Lord (George Islay MacNeill) Robertson is special adviser to BP and senior counselor at the Washington, DC-based Cohen Group (USA). He was the secretary general of NATO from 1999 to 2003 and UK defense secretary from 1997 to 1999. He was a member of parliament for Hamilton and then Hamilton South from 1978 to 1999.

He was born in Port Ellen, Isle of Islay, Scotland and educated at Dunoon Grammar School and the University of Dundee (MA Hons in Economics in 1968).

From 1969 to 1978, he was a Scottish organizer with the GMB trade union and senior negotiator in the Scotch Whisky Industry. From 1979 to 1993, he held senior parliamentary opposition roles, including eleven years on Foreign Affairs, and was chief spokesman on European Affairs (he was named parliamentarian of the year in 1992). In 1993, he was elected to the Shadow Cabinet and served as principal opposition spokesman on Scotland (the shadow secretary of state for Scotland). 

He was appointed the UK secretary of state for defense in 1997. In October 1999, he took up appointment as the tenth secretary general of NATO and chairman of the North Atlantic Council and was elevated to the House of Lords.

Lord Robertson was appointed to Her Majesty’s Privy Council in 1997. In 2004, he was personally appointed by the Queen as one of the sixteen Knights of the Thistle (KT) and awarded the GCMG (Knight Grand Cross of the Order of St Michael and St George). In 2011 he was appointed chancellor of that Order. He was awarded the US Presidential Medal of Freedom, America’s top civilian honour, in 2003, and has been awarded the highest national honours from many countries. He was elected an honorary fellow of the Royal Society of Edinburgh in 2003 and has fourteen honorary doctorates. He is honorary professor of politics at the University of Stirling and visiting professor at Kings College, London. He is a fellow of the Royal College of Defence Studies.
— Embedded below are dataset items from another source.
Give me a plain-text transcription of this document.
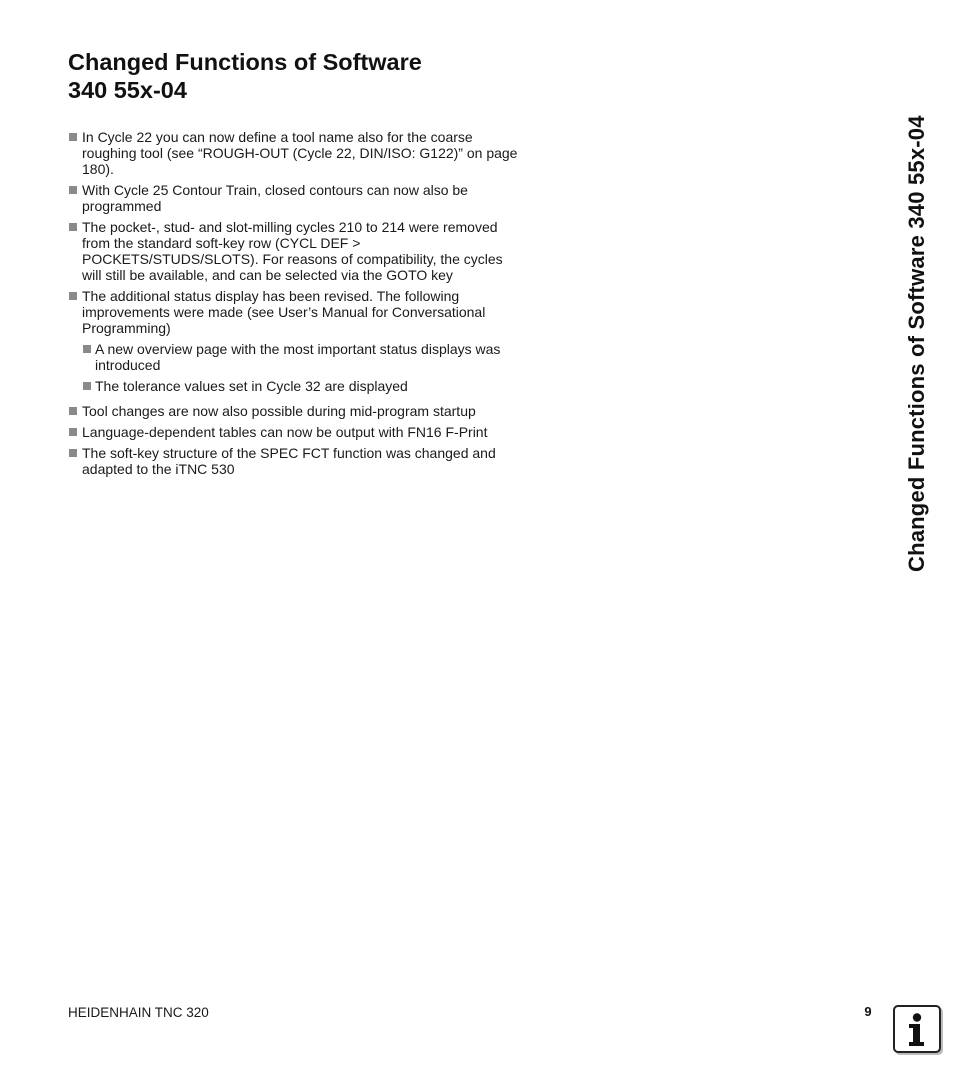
Changed Functions of Software
340 55x-04
In Cycle 22 you can now define a tool name also for the coarse roughing tool (see “ROUGH-OUT (Cycle 22, DIN/ISO: G122)” on page 180).
With Cycle 25 Contour Train, closed contours can now also be programmed
The pocket-, stud- and slot-milling cycles 210 to 214 were removed from the standard soft-key row (CYCL DEF > POCKETS/STUDS/SLOTS). For reasons of compatibility, the cycles will still be available, and can be selected via the GOTO key
The additional status display has been revised. The following improvements were made (see User’s Manual for Conversational Programming)
A new overview page with the most important status displays was introduced
The tolerance values set in Cycle 32 are displayed
Tool changes are now also possible during mid-program startup
Language-dependent tables can now be output with FN16 F-Print
The soft-key structure of the SPEC FCT function was changed and adapted to the iTNC 530	Changed Functions of Software 340 55x-04
HEIDENHAIN TNC 320	9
He is chairman of Western Ferries (Clyde) Ltd., and vice chairman of the Royal Edinburgh Military Tattoo.  He was deputy chairman of the board and chairman of the Audit Committee of TNK-BP (BP’s £50 bn market cap Joint Venture in Russia) from 2006 to 2013. He was chairman of BP Russian Investments Ltd from 2017 to 2020. He has also served on the boards of Cable and Wireless plc, where he was executive deputy chairman and chairman of CW International 2004 to 2007, the Smiths Group plc, Monaco Telecom SA, and the Weir Group plc.

He is an elder brother of Trinity House, chairman of global road safety charity the FIA Foundation, a trustee of the Queen Elizabeth Diamond Jubilee Trust and the British Forces Foundation and a prime ministerial appointee to the Advisory Board of the First World War Commemoration. He is on the councils of the International Institute for Strategic Studies, the Centre for European Reform, and the European Council on Foreign Relations, as well as the International Advisory Board of the Atlantic Council. He served as joint president of the Royal Institute of International Affairs 2001 to 2011 and now serves as a senior adviser.  He chaired the Ditchley Foundation from 2009 to 2017. He chairs the Ohrid (Friends of North Macedonia) Group. He co-chairs a joint Commission on Franco British Defence post Brexit with former French Prime Minister Bernard Cazeneuve. He served as honorary regimental colonel of the London Scottish (Volunteers) from 2000 to 2016.

He is married to Sandra, has three grown-up children, five grandchildren and lives in Dunblane, Scotland.  He plays golf and takes photographs (he has published two books of photographs, including “Islay and Jura: Photographs by George Robertson”).  He has earned a Licentiate Distinction of the Royal Photographic Society.